Switching your business to using recycled paper is more than a strategy to save trees. Recycled paper does more for the planet: it creates jobs, supports local recycling programs, reduces solid waste, and saves energy, bleach and water at the paper mills.
In the U.S., the paper industry is one of the largest sources of greenhouse gas emissions because making paper is an energy-intensive process; often powered by non-renewable sources. Energy use at paper mills varies depending on many factors, but an average of 44% of energy is saved when making recycled paper instead of paper from wood.
Although recycled paper checks all the boxes for sustainability, there is hesitation among businesses to purchase it because of problems that occurred when recycled paper was first being widely produced. Today these problems have been solved, and now exist as myths that haunt the recycled paper industry.
When recycled-content paper started hitting the market, the paper was dark, it had problems creating dust in printers, and the quality was inconsistent. After decades of experience and new innovations, today's recycled copy paper is white, dust-free, and as reliable as traditional copy paper.
To combat this image, recycled paper manufacturers often sell their paper with money-back performance guarantees. One example of this is the "99.99% Jam-Free Guarantee" that Boise Paper, a large paper manufacturer in the U.S., implemented for their recycled copy papers.
EPA guidelines and lists of commercial vendors for recycled-content paper
Paper labels explained
Forest Stewardship Council (FSC): FSC certification confirms that the company used best management practices when growing and harvesting trees. It does not mean the product contains recycled content.
Green-e certified: A certification for businesses that use clean energy or purchase carbon offsets. Qualified clean energy includes wind, solar, biomass, hydro, biogas and geothermal energy.
Green Seal certification: The product has been certified based on environmental, health and social assessments of the product. This includes requirements for recycled-content, processed chlorine-free (see below), toxicity and packaging.

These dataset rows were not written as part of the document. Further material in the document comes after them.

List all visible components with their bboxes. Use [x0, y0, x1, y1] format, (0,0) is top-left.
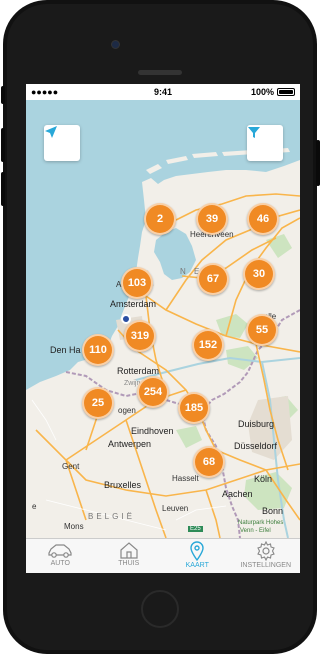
- status-bar: ●●●●● 9:41 100%: [26, 84, 300, 100]
- map-cluster[interactable]: 319: [124, 320, 156, 352]
- cluster-count: 254: [143, 386, 163, 398]
- map-label-leuven: Leuven: [162, 504, 189, 513]
- map-cluster[interactable]: 185: [178, 392, 210, 424]
- map-cluster[interactable]: 152: [192, 329, 224, 361]
- volume-down-button: [1, 172, 5, 206]
- map-label-naturpark: Naturpark Hohes: [238, 520, 284, 526]
- map-label-mons: Mons: [64, 522, 84, 531]
- cluster-count: 25: [91, 397, 105, 409]
- map-label-venn-eifel: Venn - Eifel: [240, 528, 271, 534]
- filter-button[interactable]: [247, 125, 283, 161]
- map-label-bonn: Bonn: [262, 506, 284, 516]
- tab-label: AUTO: [50, 560, 70, 567]
- locate-me-button[interactable]: [44, 125, 80, 161]
- cluster-count: 152: [198, 339, 218, 351]
- map-label-bruxelles: Bruxelles: [104, 480, 142, 490]
- battery-percent: 100%: [250, 87, 274, 97]
- battery-icon: [277, 88, 295, 96]
- screen: ●●●●● 9:41 100% N Amsterdam Den Ha Rotte…: [26, 84, 300, 573]
- map-label-e25: E25: [188, 526, 203, 532]
- volume-up-button: [1, 128, 5, 162]
- map-cluster[interactable]: 55: [246, 314, 278, 346]
- cluster-count: 55: [255, 324, 269, 336]
- map-cluster[interactable]: 2: [144, 203, 176, 235]
- tab-thuis[interactable]: THUIS: [95, 539, 164, 573]
- map-cluster[interactable]: 25: [82, 387, 114, 419]
- tab-label: THUIS: [118, 560, 140, 567]
- gear-icon: [256, 541, 275, 561]
- tab-bar: AUTO THUIS KAART INSTELLINGEN: [26, 538, 300, 573]
- map-cluster[interactable]: 254: [137, 376, 169, 408]
- map-label-eindhoven: Eindhoven: [131, 426, 174, 436]
- cluster-count: 39: [205, 213, 219, 225]
- cluster-count: 103: [127, 277, 147, 289]
- tab-instellingen[interactable]: INSTELLINGEN: [232, 539, 301, 573]
- map-label-antwerpen: Antwerpen: [108, 439, 152, 449]
- tab-auto[interactable]: AUTO: [26, 539, 95, 573]
- map-label-rotterdam: Rotterdam: [117, 366, 160, 376]
- map-pin-icon: [190, 541, 204, 561]
- cluster-count: 185: [184, 402, 204, 414]
- house-icon: [120, 542, 138, 559]
- cluster-count: 68: [202, 456, 216, 468]
- map-label-gent: Gent: [62, 462, 80, 471]
- map-label-aachen: Aachen: [222, 489, 253, 499]
- map-cluster[interactable]: 110: [82, 334, 114, 366]
- funnel-filter-icon: [248, 127, 260, 138]
- map-label-belgie: BELGIË: [88, 512, 135, 521]
- cluster-count: 319: [130, 330, 150, 342]
- map-cluster[interactable]: 67: [197, 263, 229, 295]
- map-label-roosendaal: ogen: [118, 406, 136, 415]
- map-cluster[interactable]: 39: [196, 203, 228, 235]
- map-cluster[interactable]: 68: [193, 446, 225, 478]
- cluster-count: 67: [206, 273, 220, 285]
- map-cluster[interactable]: 103: [121, 267, 153, 299]
- location-arrow-icon: [45, 126, 57, 138]
- tab-kaart[interactable]: KAART: [163, 539, 232, 573]
- home-button[interactable]: [141, 590, 179, 628]
- car-icon: [48, 544, 72, 558]
- map-label-lille: e: [32, 502, 37, 511]
- map-label-hasselt: Hasselt: [172, 474, 199, 483]
- mute-switch: [1, 86, 5, 104]
- tab-label: KAART: [185, 562, 209, 569]
- map-cluster[interactable]: 30: [243, 258, 275, 290]
- map-cluster[interactable]: 46: [247, 203, 279, 235]
- map-view[interactable]: Heerenveen N E D Alkma Amsterdam wolle D…: [26, 100, 300, 538]
- earpiece-speaker: [138, 70, 182, 75]
- map-label-koln: Köln: [254, 474, 273, 484]
- cluster-count: 2: [156, 213, 164, 225]
- map-label-dusseldorf: Düsseldorf: [234, 441, 278, 451]
- cluster-count: 46: [256, 213, 270, 225]
- cluster-count: 110: [89, 344, 107, 356]
- map-label-duisburg: Duisburg: [238, 419, 275, 429]
- map-label-den-haag: Den Ha: [50, 345, 81, 355]
- front-camera: [111, 40, 120, 49]
- map-label-amsterdam: Amsterdam: [110, 299, 157, 309]
- power-button: [316, 140, 320, 186]
- tab-label: INSTELLINGEN: [240, 562, 292, 569]
- cluster-count: 30: [252, 268, 266, 280]
- battery-indicator: 100%: [251, 87, 295, 97]
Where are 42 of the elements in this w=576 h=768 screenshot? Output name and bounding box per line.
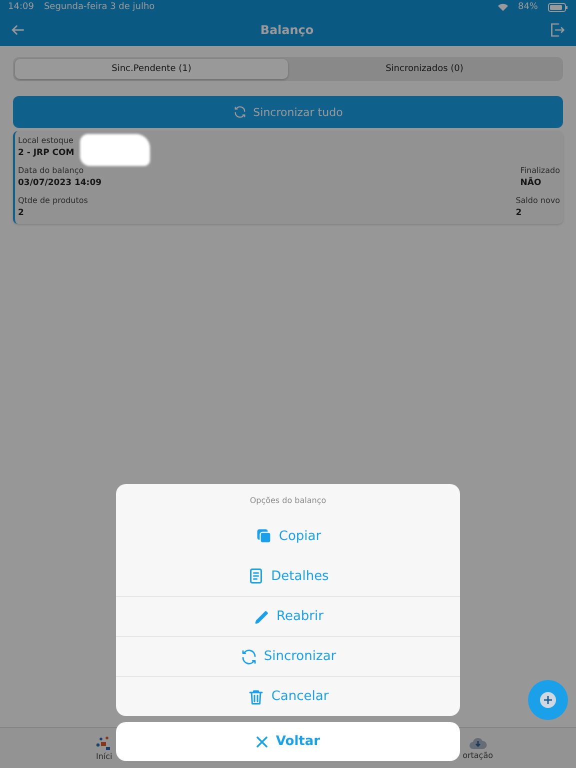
add-button[interactable]: [528, 680, 568, 720]
sheet-title: Opções do balanço: [250, 496, 326, 504]
sync-icon: [233, 105, 248, 119]
nav-item[interactable]: ortação: [462, 736, 493, 760]
sync-all-button[interactable]: Sincronizar tudo: [13, 96, 563, 128]
sync-icon: [240, 648, 258, 666]
redaction-mark: [80, 134, 150, 166]
cloud-download-icon: [468, 736, 487, 750]
field-label: Local estoque: [18, 136, 74, 145]
record-card[interactable]: Local estoque 2 - JRP COM Data do balanço 03/07/2023 14:09 Finalizado NÃO Qtde de produtos 2 Saldo novo 2: [13, 131, 563, 224]
status-time: 14:09: [8, 2, 34, 12]
field-value: 2: [516, 208, 523, 218]
action-item[interactable]: Sincronizar: [116, 636, 460, 676]
field-label: Finalizado: [520, 166, 560, 175]
plus-icon: [539, 691, 557, 709]
action-item[interactable]: Reabrir: [116, 596, 460, 636]
trash-icon: [247, 688, 266, 706]
action-item[interactable]: Cancelar: [116, 676, 460, 716]
field-value: 2: [18, 208, 25, 218]
action-item[interactable]: Copiar: [116, 516, 460, 556]
battery-icon: [548, 2, 568, 12]
tab[interactable]: Sinc.Pendente (1): [15, 59, 288, 79]
tab[interactable]: Sincronizados (0): [288, 59, 561, 79]
back-arrow-icon: [10, 22, 26, 38]
page-title: Balanço: [259, 23, 315, 37]
field-value: 03/07/2023 14:09: [18, 178, 102, 188]
copy-icon: [254, 527, 273, 545]
nav-item[interactable]: Iníci: [96, 735, 112, 761]
wifi-icon: [498, 3, 508, 11]
close-icon: [256, 736, 268, 748]
field-value: NÃO: [520, 178, 542, 188]
field-label: Data do balanço: [18, 166, 85, 175]
button-label: Sincronizar tudo: [253, 106, 343, 118]
field-value: 2 - JRP COM: [18, 148, 74, 158]
dots-icon: [96, 735, 112, 751]
action-item[interactable]: Detalhes: [116, 556, 460, 596]
field-label: Saldo novo: [516, 196, 560, 205]
back-action-button[interactable]: Voltar: [116, 722, 460, 761]
status-date: Segunda-feira 3 de julho: [44, 2, 155, 12]
field-label: Qtde de produtos: [18, 196, 88, 205]
logout-icon: [548, 21, 566, 39]
battery-percent: 84%: [518, 2, 538, 12]
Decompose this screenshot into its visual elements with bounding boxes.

Post-consumer recycled content: The product contains materials that were used and recycled by a consumer. This is also written as "post-consumer fiber" for paper products that contain recycled paper.
Pre-consumer recycled content: The product contains materials recovered within the manufacturing process that may have otherwise been thrown away.
Processed chlorine-free (PCF): PCF means that chlorine was not added at the mill to whiten the paper. However, the mechanical alternative to whiten paper is more energy-intensive.
Programme for the Endorsement of Forest Certification (PEFC): PEFC certification confirms that the company used best management practices when growing and harvesting trees. It does not mean the product contains recycled content.
Sustainable Forestry Initiative (SFI): SFI certification confirms that the company used best management practices when growing and harvesting trees. It does not mean the product contains recycled content.